"Picture this", said a voice from within a thick cloud of cigar smoke. "A massive robot army, destroying everything in its path, with no inefficient human factor getting in the way. I'm picturing everything from tiny nanobots to huge, self-propelled aircraft carriers -"
"Picture
this", replied a voice from the other side of the table. The room is very dark, but we'll assume it's equally smoke-filled all over. "Metal fatigue. Impossible-to-find replacement parts. Corrupt mechanics. Little IKEA doohickeys that're always getting lost. And need I remind my humble opponent of the price of robot fuel these days?"
The mumblings of agreement were heartfelt, though politely restrained.
"No", the second voice continued, "what we need is something sturdy. Something that will leave a lasting impression on the luckless human caught in its way. Moreover, we need something economical, cheap to make and maintain."
A third voice jumped in. "We need zombies!"
"The hell we do!" The second voice was so indignant it momentarily lost its detached sarcasm. "I have six thousand golems brought all the way from Xian, ready to terrorize the population as soon as you sign the contract. They're 100% maintenance free, have no moving parts, require no fuel, and -"

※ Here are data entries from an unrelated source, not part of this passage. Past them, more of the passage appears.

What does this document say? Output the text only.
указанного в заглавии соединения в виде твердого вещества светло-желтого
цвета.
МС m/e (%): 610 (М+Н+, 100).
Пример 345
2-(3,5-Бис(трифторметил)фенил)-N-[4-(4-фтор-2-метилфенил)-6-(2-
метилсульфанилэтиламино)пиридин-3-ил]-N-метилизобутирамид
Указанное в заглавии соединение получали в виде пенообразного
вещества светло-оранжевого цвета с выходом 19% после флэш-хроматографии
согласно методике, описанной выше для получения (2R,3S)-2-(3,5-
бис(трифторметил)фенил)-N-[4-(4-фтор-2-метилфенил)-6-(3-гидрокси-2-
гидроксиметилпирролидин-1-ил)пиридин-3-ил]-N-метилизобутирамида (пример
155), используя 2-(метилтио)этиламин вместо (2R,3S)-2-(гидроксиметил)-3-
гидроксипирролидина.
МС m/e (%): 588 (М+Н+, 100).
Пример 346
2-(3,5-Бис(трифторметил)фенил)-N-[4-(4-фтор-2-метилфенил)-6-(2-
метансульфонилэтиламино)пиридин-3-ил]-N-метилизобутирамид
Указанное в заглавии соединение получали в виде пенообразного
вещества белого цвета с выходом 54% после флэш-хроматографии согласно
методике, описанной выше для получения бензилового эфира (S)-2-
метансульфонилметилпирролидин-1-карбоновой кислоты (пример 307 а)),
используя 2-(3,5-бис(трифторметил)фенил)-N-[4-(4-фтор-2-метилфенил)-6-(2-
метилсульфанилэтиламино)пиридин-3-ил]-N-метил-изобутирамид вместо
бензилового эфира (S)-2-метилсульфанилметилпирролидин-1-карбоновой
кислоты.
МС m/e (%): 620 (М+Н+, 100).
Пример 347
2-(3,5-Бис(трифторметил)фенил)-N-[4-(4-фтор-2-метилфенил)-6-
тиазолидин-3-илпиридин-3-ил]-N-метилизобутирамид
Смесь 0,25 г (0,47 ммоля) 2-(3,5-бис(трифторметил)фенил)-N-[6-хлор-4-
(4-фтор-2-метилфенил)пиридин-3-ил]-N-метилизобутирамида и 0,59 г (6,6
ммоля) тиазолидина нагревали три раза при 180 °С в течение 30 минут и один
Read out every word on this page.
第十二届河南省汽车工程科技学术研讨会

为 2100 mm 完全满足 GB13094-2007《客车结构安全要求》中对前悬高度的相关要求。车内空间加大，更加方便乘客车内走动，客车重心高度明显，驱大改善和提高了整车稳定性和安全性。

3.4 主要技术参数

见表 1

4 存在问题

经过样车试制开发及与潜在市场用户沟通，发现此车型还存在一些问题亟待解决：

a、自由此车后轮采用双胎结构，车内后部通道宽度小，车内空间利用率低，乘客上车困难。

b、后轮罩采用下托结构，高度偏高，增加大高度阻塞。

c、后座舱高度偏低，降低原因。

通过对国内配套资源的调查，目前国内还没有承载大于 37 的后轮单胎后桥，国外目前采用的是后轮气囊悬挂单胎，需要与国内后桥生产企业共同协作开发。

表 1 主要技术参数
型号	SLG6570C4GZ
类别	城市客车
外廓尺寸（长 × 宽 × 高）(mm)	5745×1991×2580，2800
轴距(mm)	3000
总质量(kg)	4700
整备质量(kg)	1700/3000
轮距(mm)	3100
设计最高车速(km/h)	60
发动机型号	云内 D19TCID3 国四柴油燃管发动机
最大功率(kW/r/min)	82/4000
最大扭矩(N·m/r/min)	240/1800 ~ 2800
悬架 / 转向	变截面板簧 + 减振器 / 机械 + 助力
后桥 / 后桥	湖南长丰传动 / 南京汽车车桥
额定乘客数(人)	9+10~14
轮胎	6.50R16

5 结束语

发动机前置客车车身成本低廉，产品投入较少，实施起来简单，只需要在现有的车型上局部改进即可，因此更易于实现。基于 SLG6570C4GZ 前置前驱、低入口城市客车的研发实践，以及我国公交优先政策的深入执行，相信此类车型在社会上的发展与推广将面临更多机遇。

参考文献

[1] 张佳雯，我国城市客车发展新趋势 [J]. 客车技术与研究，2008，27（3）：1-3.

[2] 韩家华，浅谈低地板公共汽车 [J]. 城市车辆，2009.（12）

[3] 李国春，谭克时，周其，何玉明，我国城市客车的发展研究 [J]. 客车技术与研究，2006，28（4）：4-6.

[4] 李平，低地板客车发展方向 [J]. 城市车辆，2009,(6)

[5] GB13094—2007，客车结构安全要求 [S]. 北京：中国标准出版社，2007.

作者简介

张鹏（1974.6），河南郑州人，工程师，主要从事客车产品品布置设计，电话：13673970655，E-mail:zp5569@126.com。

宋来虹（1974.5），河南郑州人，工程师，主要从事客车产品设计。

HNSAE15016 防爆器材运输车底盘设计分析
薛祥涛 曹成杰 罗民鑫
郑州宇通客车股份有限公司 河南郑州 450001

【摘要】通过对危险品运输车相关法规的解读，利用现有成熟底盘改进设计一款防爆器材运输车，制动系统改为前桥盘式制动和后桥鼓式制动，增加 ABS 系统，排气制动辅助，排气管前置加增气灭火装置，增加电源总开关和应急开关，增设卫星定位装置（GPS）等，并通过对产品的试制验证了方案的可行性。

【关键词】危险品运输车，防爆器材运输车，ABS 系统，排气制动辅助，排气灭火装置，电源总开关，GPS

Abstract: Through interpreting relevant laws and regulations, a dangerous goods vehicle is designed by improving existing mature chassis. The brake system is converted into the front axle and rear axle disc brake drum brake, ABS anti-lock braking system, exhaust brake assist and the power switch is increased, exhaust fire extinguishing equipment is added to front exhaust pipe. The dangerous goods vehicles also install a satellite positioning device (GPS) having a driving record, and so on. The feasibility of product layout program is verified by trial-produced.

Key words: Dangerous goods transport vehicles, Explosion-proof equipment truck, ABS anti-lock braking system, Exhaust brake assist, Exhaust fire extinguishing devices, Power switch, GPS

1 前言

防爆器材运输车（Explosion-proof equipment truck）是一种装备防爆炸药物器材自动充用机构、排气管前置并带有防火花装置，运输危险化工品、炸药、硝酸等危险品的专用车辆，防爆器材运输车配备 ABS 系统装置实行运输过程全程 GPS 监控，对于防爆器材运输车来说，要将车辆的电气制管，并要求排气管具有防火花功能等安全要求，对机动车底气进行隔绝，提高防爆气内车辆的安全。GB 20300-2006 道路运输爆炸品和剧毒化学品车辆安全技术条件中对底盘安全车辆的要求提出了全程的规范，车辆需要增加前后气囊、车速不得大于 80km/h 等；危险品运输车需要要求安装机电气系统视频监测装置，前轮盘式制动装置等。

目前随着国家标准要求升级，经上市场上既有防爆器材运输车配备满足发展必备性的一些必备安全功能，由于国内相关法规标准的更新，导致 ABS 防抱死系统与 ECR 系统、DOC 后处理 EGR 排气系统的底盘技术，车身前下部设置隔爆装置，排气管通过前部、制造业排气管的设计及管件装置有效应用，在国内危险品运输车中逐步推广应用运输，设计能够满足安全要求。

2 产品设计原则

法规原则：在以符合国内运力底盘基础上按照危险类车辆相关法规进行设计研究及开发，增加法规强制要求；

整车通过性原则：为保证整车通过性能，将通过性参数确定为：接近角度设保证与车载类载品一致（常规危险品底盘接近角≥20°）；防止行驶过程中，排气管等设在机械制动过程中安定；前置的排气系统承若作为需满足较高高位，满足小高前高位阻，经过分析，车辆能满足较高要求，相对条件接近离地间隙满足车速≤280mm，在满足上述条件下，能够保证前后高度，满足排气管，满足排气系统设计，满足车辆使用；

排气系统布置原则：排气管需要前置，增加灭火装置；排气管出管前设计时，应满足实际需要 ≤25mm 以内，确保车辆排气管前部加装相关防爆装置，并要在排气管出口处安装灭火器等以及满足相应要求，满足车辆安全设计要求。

"- have all the terrorizing ability of their close relations, the garden gnomes. Zombies, now! Is there anything as frightening as having your formerly alive loved ones lurching after you, demanding your sweet, juicy
Braaaaaiiinssss?"
"They're corpses! They decompose! My guys, now, you can bury them in the ground for a thousand years and they're good as new. Zombies rot."
"As my esteemed colleague points out", voice #3 smugly agreed, "zombies do rot. Leaving us with...?"
Oh damn. It had completely slipped his mind. "Skeleton warriors", voice #2 muttered weakly. "Very good! And they are?" "Awesome."
The chairperson's gavel finally succeeded in locating the table. "Very well, I've heard your sales pitches", she said and silently pushed the button opening the trap door and tipping speaker #1 (Robot Seller Guy. Really, imagine the carbon footprint.) into a vat of acid, "Of course there won't be a vote, we're not a democratic organization. So my decision is we, the Evil Coalition, make the zombies our Horde of Doom."